We consider the numerical approximation of second-order semi-linear parabolic stochastic partial differential equations interpreted in the mild sense which we solve on general two-dimensional domains with a $\mathcal{C}^2$ boundary with homogeneous Dirichlet boundary conditions. The equations are driven by Gaussian additive noise, and several Lipschitz-like conditions are imposed on the nonlinear function. We discretize in space with a spectral Galerkin method and in time using an explicit Euler-like scheme. For irregular shapes, the necessary Dirichlet eigenvalues and eigenfunctions are obtained from a boundary integral equation method. This yields a nonlinear eigenvalue problem, which is discretized using a boundary element collocation method and is solved with the Beyn contour integral algorithm. We present an error analysis as well as numerical results on an exemplary asymmetric shape, and point out limitations of the approach.

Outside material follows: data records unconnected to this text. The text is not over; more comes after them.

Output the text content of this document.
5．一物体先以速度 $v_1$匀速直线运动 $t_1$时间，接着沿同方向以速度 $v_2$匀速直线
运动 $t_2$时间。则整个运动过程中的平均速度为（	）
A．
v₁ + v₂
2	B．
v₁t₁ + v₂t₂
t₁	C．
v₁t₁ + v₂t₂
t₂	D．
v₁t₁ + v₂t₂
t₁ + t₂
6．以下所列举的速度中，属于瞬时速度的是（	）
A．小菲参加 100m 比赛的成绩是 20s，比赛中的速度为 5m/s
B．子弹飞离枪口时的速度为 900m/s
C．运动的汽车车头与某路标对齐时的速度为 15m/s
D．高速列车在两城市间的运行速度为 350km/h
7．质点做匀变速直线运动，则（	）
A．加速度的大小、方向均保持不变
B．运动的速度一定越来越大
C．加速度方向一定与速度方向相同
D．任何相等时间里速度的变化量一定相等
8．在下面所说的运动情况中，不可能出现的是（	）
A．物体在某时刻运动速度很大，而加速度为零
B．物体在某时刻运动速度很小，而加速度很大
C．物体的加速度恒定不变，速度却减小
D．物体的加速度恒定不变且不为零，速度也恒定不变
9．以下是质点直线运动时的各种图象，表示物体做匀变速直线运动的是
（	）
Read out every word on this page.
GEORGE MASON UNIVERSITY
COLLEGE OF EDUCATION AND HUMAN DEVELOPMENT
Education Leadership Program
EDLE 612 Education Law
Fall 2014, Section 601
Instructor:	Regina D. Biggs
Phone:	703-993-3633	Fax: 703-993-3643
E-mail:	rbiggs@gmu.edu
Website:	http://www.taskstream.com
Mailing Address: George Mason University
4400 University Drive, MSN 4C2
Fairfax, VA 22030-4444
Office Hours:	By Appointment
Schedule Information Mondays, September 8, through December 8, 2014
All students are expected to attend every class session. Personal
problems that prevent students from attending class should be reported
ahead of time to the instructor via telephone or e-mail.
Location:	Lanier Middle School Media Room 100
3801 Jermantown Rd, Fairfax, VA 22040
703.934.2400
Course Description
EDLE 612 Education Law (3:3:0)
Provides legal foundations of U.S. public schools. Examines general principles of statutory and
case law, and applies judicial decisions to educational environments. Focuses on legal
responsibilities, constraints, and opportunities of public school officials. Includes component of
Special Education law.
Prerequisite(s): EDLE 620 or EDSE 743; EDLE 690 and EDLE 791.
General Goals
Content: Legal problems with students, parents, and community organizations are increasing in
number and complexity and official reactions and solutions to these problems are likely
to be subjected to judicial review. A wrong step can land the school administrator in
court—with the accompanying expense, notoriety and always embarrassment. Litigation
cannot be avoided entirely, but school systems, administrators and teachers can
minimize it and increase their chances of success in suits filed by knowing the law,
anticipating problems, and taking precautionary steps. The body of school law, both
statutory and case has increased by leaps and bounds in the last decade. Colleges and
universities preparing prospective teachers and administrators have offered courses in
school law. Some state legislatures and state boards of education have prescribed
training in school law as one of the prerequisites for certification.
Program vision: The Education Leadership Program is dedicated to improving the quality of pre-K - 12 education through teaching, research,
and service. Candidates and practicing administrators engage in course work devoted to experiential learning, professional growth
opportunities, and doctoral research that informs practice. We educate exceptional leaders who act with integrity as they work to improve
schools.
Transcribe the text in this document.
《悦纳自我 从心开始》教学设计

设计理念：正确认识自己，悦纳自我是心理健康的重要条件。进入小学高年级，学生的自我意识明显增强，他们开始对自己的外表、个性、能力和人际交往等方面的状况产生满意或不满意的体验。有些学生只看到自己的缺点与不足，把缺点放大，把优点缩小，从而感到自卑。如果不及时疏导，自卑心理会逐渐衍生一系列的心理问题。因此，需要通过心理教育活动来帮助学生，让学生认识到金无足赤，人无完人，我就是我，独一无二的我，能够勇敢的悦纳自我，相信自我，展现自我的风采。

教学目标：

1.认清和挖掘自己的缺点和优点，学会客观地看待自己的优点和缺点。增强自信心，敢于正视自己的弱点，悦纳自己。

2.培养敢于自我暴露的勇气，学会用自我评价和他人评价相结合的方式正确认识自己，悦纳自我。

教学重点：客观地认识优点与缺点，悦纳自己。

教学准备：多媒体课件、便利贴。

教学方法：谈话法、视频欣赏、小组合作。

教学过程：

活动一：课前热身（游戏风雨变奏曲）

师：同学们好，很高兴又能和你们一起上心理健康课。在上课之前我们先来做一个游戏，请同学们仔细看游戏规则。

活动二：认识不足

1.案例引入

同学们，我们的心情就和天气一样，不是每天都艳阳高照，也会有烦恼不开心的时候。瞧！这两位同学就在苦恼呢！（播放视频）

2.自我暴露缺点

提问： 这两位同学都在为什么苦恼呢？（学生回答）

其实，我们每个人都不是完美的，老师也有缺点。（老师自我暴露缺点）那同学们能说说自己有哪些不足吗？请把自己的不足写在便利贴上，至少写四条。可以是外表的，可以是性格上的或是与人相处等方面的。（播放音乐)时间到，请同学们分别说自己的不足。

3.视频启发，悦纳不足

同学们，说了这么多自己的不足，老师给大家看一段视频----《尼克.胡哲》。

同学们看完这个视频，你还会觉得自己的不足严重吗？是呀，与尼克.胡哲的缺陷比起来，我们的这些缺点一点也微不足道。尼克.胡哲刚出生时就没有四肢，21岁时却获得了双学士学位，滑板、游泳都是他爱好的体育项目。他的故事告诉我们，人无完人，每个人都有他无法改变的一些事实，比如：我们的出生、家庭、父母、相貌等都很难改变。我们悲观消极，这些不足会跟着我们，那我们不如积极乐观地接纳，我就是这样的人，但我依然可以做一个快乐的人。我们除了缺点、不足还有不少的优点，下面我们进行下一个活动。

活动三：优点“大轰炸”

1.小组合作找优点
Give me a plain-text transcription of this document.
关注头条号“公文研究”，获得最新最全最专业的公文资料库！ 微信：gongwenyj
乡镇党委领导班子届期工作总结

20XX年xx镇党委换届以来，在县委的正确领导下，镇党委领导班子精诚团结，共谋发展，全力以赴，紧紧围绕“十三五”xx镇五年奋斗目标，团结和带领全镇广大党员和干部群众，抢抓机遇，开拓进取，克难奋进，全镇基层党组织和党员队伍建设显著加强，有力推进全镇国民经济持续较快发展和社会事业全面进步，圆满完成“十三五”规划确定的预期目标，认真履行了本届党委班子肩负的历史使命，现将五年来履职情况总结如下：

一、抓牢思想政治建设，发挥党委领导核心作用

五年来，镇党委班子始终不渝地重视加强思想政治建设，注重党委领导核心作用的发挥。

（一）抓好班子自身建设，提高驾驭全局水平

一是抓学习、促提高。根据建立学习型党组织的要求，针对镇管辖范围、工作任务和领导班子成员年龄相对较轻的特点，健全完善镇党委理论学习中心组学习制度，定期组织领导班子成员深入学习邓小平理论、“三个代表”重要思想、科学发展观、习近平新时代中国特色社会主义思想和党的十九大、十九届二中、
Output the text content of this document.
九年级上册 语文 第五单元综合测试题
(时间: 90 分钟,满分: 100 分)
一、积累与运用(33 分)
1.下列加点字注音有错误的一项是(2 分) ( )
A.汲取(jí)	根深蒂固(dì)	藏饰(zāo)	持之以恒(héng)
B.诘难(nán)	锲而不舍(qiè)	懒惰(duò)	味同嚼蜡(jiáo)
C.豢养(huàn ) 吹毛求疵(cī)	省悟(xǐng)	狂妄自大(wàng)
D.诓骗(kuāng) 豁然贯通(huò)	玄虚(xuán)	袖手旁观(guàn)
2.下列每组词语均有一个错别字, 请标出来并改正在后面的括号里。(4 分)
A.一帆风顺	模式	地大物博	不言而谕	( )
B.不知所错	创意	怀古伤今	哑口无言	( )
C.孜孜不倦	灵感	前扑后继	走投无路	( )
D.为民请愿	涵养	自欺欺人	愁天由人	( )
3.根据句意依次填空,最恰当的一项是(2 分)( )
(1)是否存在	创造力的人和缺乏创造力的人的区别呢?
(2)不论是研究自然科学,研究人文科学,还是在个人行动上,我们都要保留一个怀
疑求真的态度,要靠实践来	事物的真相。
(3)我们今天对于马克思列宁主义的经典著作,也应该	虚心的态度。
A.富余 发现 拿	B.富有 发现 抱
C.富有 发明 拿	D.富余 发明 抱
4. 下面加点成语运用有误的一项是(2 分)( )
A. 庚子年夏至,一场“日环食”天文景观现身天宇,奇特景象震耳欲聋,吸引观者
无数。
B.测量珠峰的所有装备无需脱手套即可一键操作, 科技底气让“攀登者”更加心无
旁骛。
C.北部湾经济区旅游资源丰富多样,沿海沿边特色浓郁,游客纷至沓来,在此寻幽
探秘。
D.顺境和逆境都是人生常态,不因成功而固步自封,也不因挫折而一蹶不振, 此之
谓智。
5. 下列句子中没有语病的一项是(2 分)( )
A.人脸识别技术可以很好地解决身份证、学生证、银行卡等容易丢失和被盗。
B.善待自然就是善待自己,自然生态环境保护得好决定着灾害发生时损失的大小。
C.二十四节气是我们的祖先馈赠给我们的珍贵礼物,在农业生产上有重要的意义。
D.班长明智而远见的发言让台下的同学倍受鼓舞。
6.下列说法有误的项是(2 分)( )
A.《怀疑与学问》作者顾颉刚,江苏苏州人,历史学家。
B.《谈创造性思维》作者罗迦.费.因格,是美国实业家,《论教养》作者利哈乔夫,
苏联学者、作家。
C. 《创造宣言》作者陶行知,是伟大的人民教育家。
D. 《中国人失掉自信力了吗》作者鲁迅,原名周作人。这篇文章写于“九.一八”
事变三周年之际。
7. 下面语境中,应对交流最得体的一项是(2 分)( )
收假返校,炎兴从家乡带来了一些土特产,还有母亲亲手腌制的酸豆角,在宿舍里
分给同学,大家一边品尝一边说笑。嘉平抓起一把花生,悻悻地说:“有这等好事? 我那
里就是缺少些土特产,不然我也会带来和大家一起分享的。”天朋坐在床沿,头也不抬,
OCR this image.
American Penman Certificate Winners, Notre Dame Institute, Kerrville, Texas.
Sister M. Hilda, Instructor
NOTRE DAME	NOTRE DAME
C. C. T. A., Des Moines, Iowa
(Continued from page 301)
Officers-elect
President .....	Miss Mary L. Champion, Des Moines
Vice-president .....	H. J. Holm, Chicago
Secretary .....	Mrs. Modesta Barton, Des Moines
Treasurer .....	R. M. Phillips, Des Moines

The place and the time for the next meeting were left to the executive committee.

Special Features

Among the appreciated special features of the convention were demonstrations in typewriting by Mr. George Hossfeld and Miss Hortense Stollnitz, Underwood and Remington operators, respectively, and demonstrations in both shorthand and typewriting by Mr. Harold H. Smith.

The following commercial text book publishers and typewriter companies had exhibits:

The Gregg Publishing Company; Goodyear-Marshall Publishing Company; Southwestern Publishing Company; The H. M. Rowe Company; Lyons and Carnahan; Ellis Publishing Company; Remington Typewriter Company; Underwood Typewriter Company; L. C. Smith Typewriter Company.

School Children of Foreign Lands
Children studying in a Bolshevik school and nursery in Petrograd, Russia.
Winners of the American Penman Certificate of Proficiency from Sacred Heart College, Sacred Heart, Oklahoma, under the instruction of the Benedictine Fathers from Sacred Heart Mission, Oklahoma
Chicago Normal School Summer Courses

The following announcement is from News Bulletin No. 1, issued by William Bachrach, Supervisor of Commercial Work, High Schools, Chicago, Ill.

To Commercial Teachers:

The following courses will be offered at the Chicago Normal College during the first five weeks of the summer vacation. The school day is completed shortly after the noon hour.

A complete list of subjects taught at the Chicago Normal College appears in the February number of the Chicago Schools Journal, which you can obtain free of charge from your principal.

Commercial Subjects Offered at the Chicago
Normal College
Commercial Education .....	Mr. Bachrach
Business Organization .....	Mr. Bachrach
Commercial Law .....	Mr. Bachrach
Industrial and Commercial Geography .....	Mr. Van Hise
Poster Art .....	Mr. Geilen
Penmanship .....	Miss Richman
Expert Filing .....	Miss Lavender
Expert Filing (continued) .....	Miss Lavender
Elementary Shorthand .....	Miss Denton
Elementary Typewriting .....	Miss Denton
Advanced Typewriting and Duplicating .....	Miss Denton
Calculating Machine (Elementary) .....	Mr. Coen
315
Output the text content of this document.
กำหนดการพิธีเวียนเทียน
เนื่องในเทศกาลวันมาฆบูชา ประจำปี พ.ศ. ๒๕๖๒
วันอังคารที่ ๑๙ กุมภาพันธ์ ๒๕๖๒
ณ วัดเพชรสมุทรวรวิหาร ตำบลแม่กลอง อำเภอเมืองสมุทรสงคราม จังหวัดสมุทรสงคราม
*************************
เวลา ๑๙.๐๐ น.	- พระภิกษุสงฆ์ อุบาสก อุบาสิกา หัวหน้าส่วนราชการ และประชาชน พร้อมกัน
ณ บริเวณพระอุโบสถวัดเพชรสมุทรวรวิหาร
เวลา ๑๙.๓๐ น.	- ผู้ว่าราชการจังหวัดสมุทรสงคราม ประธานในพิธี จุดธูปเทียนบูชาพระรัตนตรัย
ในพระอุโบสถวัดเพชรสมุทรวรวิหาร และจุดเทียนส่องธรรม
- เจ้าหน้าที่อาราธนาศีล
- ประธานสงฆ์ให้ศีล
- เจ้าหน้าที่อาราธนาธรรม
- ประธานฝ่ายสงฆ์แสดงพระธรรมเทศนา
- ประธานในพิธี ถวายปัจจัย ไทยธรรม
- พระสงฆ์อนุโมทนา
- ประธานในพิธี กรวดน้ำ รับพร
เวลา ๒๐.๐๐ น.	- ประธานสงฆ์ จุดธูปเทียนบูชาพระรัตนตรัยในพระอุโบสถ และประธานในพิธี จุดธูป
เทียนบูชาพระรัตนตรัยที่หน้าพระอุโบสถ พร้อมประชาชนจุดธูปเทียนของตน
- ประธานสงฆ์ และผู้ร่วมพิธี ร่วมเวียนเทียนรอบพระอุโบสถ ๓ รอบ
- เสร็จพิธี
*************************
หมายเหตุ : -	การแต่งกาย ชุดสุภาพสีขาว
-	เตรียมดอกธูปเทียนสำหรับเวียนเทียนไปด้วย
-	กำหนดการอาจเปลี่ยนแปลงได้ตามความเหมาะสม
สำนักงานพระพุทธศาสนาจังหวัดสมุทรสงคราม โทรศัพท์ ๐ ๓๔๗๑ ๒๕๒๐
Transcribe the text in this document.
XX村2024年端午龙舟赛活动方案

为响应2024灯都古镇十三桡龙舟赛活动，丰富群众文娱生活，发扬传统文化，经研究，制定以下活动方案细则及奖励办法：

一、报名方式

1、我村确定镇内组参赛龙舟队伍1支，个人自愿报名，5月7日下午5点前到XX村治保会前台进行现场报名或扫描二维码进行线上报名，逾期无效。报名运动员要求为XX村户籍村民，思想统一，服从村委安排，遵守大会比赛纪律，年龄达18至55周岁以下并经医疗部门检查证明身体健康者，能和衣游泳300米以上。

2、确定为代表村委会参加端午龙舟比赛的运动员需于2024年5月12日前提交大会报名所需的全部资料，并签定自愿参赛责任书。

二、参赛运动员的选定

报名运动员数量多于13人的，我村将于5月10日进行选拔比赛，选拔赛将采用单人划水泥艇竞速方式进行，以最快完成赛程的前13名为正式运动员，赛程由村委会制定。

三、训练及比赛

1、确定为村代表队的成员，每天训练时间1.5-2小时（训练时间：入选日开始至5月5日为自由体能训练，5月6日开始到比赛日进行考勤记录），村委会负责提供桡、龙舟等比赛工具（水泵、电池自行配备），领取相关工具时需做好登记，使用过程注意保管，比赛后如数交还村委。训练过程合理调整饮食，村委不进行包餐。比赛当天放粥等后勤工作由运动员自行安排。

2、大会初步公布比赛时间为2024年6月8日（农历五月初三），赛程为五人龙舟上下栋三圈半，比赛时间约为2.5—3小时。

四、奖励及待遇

翻译：我们考虑在温和解意义下解释的二阶半线性抛物型随机偏微分方程的数值逼近问题，并在具有$\mathcal{C}^2$边界的一般二维区域上求解，施加齐次狄利克雷边界条件。这些方程由高斯加性噪声驱动，并对非线性函数施加若干类利普希茨条件。我们采用谱Galerkin方法进行空间离散，并利用显式欧拉类格式进行时间离散。对于不规则形状，所需的狄利克雷特征值和特征函数通过边界积分方程方法获得。这产生一个非线性特征值问题，采用边界元配置法离散，并使用Beyn围道积分算法求解。我们给出了误差分析以及在示例性非对称形状上的数值结果，并指出了该方法的局限性。